Puzzle 73.- A Collatz-like sequence. (A puzzle suggested by Jack Brennen )

Consider the sequence of integers B[] defined by a starting point B[0] and the rules:

1. If B[n] is prime, B[n+1] is defined as 3*B[n]+1.
2. If B[n] is composite, B[n+1] is defined as the largest proper divisor of B[n], which can also be described as B[n]/P, where P is the smallest prime factor of B[n].

This is obviously derived from the Collatz problem, and in fact, all even or prime numbers >= 3 have the same successor as they do in the Collatz sequence; only the number 2 and odd composites behave differently...

The question is this: Does every starting point eventually end up entering the cycle ... 2, 7, 22, 11, 34, 17, 52, 26, 13, 40, 20, 10, 5, 16, 8, 4, 2 ..

The same question can be posed with the rule changed so that prime numbers go to 3*B[n]-1 instead of 3*B[n]+1.  Do all starting points then eventually enter this cycle?  ... 5, 14, 7, 20, 10, 5 ...

Solution

Felice Russo got the following interesting results:

"Question 1. I have checked (with an Ubasic program) that all the integers between 2 and 2^27 terminate in the cycle: 2, 7, 22, 11, 34, 17, 52, 26, 13, 40, 20, 10, 5, 16, 8, 4, 2. Moreover for the first 1000 integers I calculated the number of steps needed to end up in the cycle. I indicate this quantity with T(n) and we can call it the "transient time".

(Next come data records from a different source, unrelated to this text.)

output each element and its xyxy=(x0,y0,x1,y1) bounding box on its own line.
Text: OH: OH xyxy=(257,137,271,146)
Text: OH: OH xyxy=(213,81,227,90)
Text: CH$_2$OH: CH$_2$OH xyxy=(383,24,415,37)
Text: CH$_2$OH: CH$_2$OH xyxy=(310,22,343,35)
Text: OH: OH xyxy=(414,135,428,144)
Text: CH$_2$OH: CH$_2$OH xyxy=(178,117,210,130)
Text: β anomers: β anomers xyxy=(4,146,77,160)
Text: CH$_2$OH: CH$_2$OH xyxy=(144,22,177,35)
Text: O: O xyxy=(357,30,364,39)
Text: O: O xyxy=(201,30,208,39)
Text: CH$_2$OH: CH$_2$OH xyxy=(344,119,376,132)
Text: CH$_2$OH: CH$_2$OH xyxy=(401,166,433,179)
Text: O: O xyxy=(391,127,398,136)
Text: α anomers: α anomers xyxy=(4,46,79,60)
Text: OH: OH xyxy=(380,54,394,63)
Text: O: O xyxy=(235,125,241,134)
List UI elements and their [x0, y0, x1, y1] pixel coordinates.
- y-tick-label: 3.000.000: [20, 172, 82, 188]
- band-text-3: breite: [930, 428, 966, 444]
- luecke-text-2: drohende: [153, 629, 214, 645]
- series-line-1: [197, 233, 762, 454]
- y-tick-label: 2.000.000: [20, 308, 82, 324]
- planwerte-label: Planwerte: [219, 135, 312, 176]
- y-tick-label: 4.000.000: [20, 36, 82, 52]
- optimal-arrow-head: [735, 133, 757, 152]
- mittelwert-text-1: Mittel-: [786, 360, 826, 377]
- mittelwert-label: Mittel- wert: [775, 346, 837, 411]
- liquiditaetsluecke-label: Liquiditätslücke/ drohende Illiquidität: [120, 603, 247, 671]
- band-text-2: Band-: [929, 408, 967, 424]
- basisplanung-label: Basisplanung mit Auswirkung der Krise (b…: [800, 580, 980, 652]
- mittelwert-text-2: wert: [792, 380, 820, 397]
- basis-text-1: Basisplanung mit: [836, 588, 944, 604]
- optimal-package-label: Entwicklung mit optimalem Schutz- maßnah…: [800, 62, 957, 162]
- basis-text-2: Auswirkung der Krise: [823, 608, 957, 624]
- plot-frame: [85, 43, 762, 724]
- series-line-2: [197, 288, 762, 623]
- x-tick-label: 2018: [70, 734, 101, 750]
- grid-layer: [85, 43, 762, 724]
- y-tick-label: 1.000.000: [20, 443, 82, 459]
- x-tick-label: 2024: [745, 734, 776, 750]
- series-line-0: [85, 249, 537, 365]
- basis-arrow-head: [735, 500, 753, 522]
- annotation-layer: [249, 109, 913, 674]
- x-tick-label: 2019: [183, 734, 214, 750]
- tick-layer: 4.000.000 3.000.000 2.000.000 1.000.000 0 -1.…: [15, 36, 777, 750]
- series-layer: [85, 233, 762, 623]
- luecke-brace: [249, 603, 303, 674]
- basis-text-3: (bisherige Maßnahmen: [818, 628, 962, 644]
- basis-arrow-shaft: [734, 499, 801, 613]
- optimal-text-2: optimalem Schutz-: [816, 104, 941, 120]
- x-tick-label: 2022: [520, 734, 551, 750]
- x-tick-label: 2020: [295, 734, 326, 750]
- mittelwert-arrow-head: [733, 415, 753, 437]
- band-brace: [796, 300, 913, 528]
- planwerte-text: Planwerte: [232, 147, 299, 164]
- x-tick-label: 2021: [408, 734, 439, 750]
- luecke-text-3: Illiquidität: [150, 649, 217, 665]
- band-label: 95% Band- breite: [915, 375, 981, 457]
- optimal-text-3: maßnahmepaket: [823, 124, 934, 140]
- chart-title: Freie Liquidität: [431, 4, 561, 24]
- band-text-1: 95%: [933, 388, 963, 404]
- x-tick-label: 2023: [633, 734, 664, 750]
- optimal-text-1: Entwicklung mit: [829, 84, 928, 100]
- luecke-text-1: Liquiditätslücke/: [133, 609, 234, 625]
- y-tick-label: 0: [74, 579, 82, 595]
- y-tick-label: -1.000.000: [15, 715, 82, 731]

Then I calculated the ratio T(n)/n ("Normalized Transient time") which behavior is reported in the below graph.

<<graph>>

I have estimated an interpolating function given by: T(n)/n ~ 6.2*n^(-0.813) with a good R^2 value. Moreover I found that the average transient time <T(n)>=1/N*sum(n=1 to N). T(n) grows as the logarithm of n, namely: <T(n)> ~ 2.8*ln(n) and then the average transient time goes to infinite only for n-->00.

According to the experimental data, the function T(n)/n seems falls asymptotically as n increase; so it is very likely that T(n)/n never will diverges. So I'm enough confident to pose the following conjecture for the case 1:All the integers generate a Collatz-like sequence that end-up entering in the cycle 2, 7, 22, 11, 34, 17, 52, 26, 13, 40, 20, 10, 5, 16, 8, 4, 2. Similar results have been obtained for the question 2.

Question 2. All the integers between 2 and 2^27 have been checked to terminate in the cycle: 5, 14, 7, 20, 10, 5

About the Normalized transient time T(n)/n and the average transient time <T(n)> we have a behavior similar to the previous case: T(n)/n ~ 2.34*n^(-0.7477) with R^2 ~ 0.76. <T(n)> ~ 1.8*ln(n)

Then as done previously the following conjecture can be posed for the case 2: All the integers generate a Collatz-like sequence that end-up entering in the cycle 5, 14, 7, 20, 10, 5."